I was going to escape from my angel of death if it was the last thing I did.
1
Brooks
It was supposed to be an easy fucking job. We go in, kill the old, drunk, Russian asshole, and then we get the fuck out of there.
Nothing I hadn’t done a hundred times before, maybe a thousand.
I parked the car at the end of the block. It was a quiet neighborhood, especially at three in the morning. Nobody was moving around and the houses were all dark.
“Nice spot,” Abram commented.
“Not bad,” I grunted. “Which house does the old man live in?”
Abram nodded toward the end of the block. “Last on the left.”
I killed the engine. “We got a plan?”
He shrugged. “We’ll break in the back, kill the guy, and then get back home.”
“Works for me.”
I pushed open the car door and then checked the gun tucked into my jeans. I cocked back the slide and chambered a round and made sure the silencer was on tight. Abram was behind me, checking his own weapon.
He nodded at me and then headed down the block. I followed
behind him, keeping my head on a swivel.
I’d done this hundreds of times before. We were hit men for the Italian mob, angels of death working for the Barone family. I had more blood on my hands than I could ever hope to wash off, and mercy wasn’t something I had ever thought about before.
I was young when I joined the Barone family. When I was five, my father ran off with some cheap stripper he’d met downtown, and that only pushed my mother deeper into the bottom of a bottle.

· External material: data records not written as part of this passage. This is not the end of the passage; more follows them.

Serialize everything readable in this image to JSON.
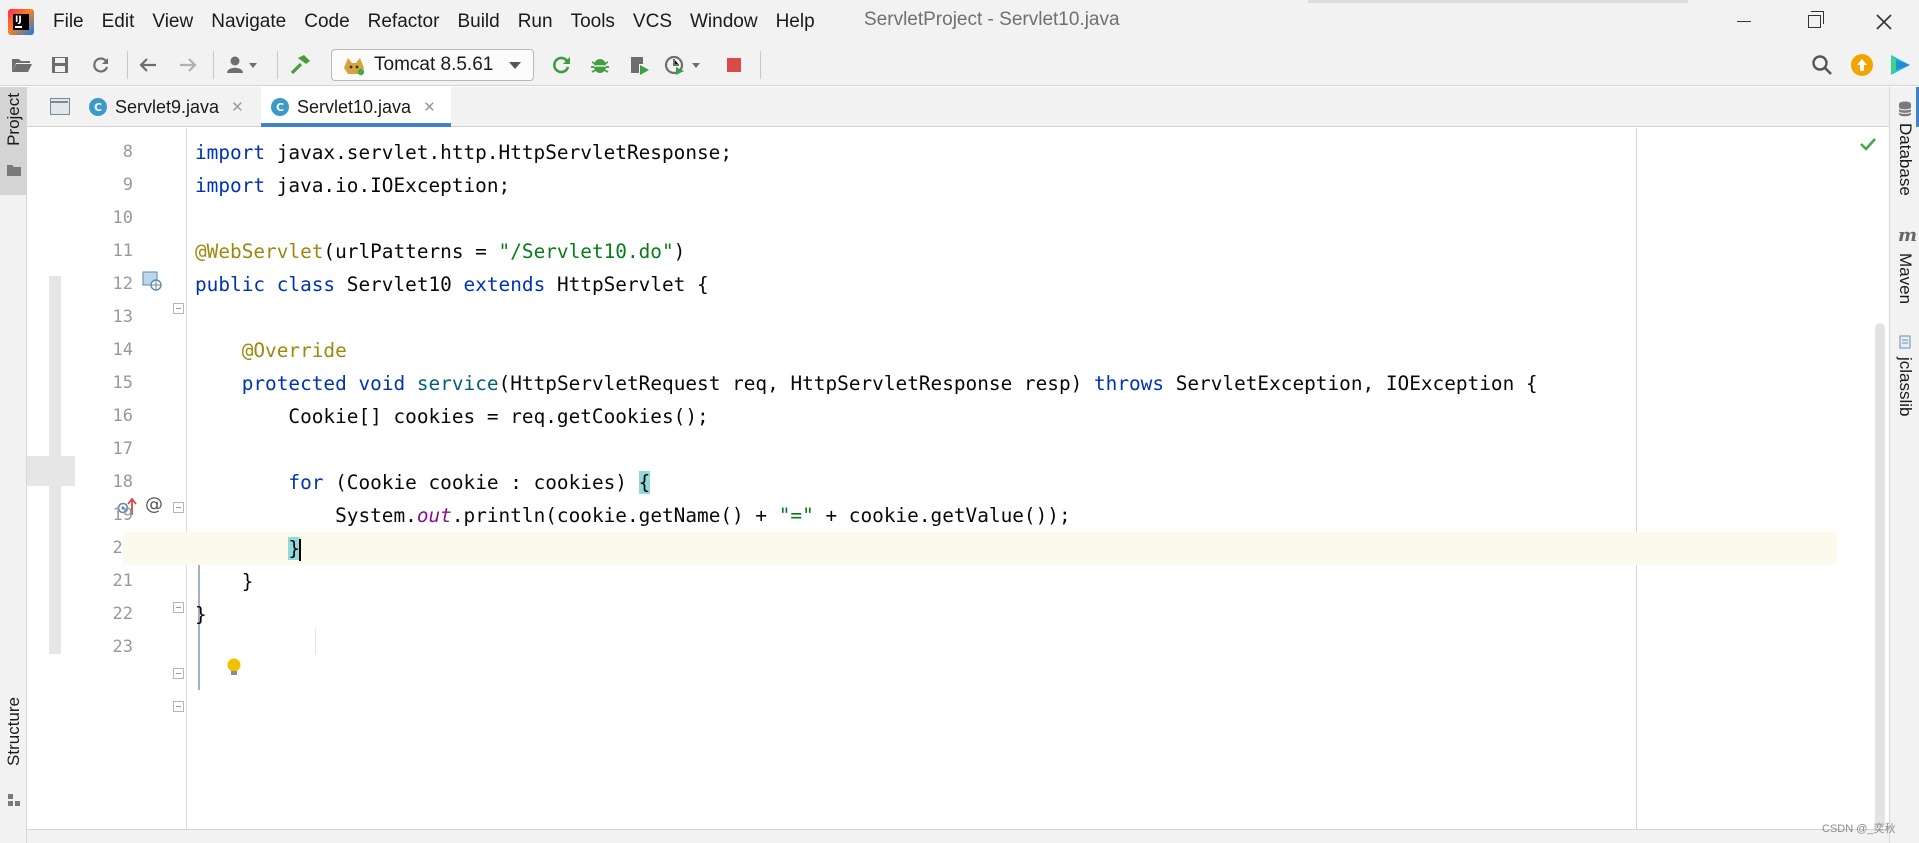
{
  "window": {
    "title": "ServletProject - Servlet10.java"
  },
  "menu": [
    {
      "label": "File"
    },
    {
      "label": "Edit"
    },
    {
      "label": "View"
    },
    {
      "label": "Navigate"
    },
    {
      "label": "Code"
    },
    {
      "label": "Refactor"
    },
    {
      "label": "Build"
    },
    {
      "label": "Run"
    },
    {
      "label": "Tools"
    },
    {
      "label": "VCS"
    },
    {
      "label": "Window"
    },
    {
      "label": "Help"
    }
  ],
  "toolbar": {
    "run_config": "Tomcat 8.5.61",
    "icons": [
      "open-folder-icon",
      "save-icon",
      "sync-icon",
      "back-icon",
      "forward-icon",
      "user-icon",
      "build-hammer-icon",
      "rerun-icon",
      "debug-icon",
      "coverage-icon",
      "profile-icon",
      "stop-icon",
      "search-icon",
      "update-icon",
      "toolbox-icon"
    ]
  },
  "left_strip": {
    "project_label": "Project",
    "structure_label": "Structure"
  },
  "right_strip": {
    "database_label": "Database",
    "maven_label": "Maven",
    "jclasslib_label": "jclasslib"
  },
  "tabs": [
    {
      "name": "Servlet9.java",
      "active": false
    },
    {
      "name": "Servlet10.java",
      "active": true
    }
  ],
  "editor": {
    "current_line": 20,
    "lines": [
      {
        "num": "8"
      },
      {
        "num": "9"
      },
      {
        "num": "10"
      },
      {
        "num": "11"
      },
      {
        "num": "12"
      },
      {
        "num": "13"
      },
      {
        "num": "14"
      },
      {
        "num": "15"
      },
      {
        "num": "16"
      },
      {
        "num": "17"
      },
      {
        "num": "18"
      },
      {
        "num": "19"
      },
      {
        "num": "20"
      },
      {
        "num": "21"
      },
      {
        "num": "22"
      },
      {
        "num": "23"
      }
    ],
    "code": {
      "l8_kw": "import",
      "l8_rest": " javax.servlet.http.HttpServletResponse;",
      "l9_kw": "import",
      "l9_rest": " java.io.IOException;",
      "l11_ann": "@WebServlet",
      "l11_a": "(urlPatterns = ",
      "l11_str": "\"/Servlet10.do\"",
      "l11_b": ")",
      "l12_kw1": "public",
      "l12_kw2": "class",
      "l12_name": " Servlet10 ",
      "l12_kw3": "extends",
      "l12_rest": " HttpServlet {",
      "l14_ann": "@Override",
      "l15_kw1": "protected",
      "l15_kw2": "void",
      "l15_fn": "service",
      "l15_a": "(HttpServletRequest req, HttpServletResponse resp) ",
      "l15_kw3": "throws",
      "l15_b": " ServletException, IOException {",
      "l16": "Cookie[] cookies = req.getCookies();",
      "l18_kw": "for",
      "l18_a": " (Cookie cookie : cookies) ",
      "l18_brace": "{",
      "l19_a": "System.",
      "l19_fld": "out",
      "l19_b": ".println(cookie.getName() + ",
      "l19_str": "\"=\"",
      "l19_c": " + cookie.getValue());",
      "l20": "}",
      "l21": "}",
      "l22": "}"
    }
  },
  "watermark": "CSDN @_奕秋"
}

Mom died by the time I was thirteen, drank herself to death in less than ten years, though she’d been warming up for that drinking marathon for years before that. After Dad left, Mom lost her will to live completely, and she did nothing but drink and drink vast amounts of cheap fucking liquor.
One day I came home and found her tipped over in the bathroom, vomit leaking from her mouth. I’d never forget that image, not for as long as I lived. It didn’t matter how much death and violence I saw; I’d never outrun the image of my mother dead in the bathroom.
The state took me in after that. I entered the foster system, but that shit didn’t sit right with me. I was in and out of care homes, the good people at the adoption services trying hard to find me a permanent place to live, but I was a troubled kid. I got into fights, I stole shit, I pushed back against my guardians. I did everything in my power to raise fucking hell, because I didn’t know any better.
Until one day, I met Gian. He was just a young, mid-level asshole in the mafia back then, but he gave me my first job. I was working in the back of a deli, slicing meats, cleaning up, and after hours I would serve drinks to the wise guys and empty their ashtrays.
Slowly they took me in. The mafia taught me everything I knew about being a man and then some. Gian rose up through the ranks and brought me with him, eventually promoting me to full-time hit man. I didn’t see much of Gian anymore, since he was one of the big bosses, but I owed him and the mafia everything.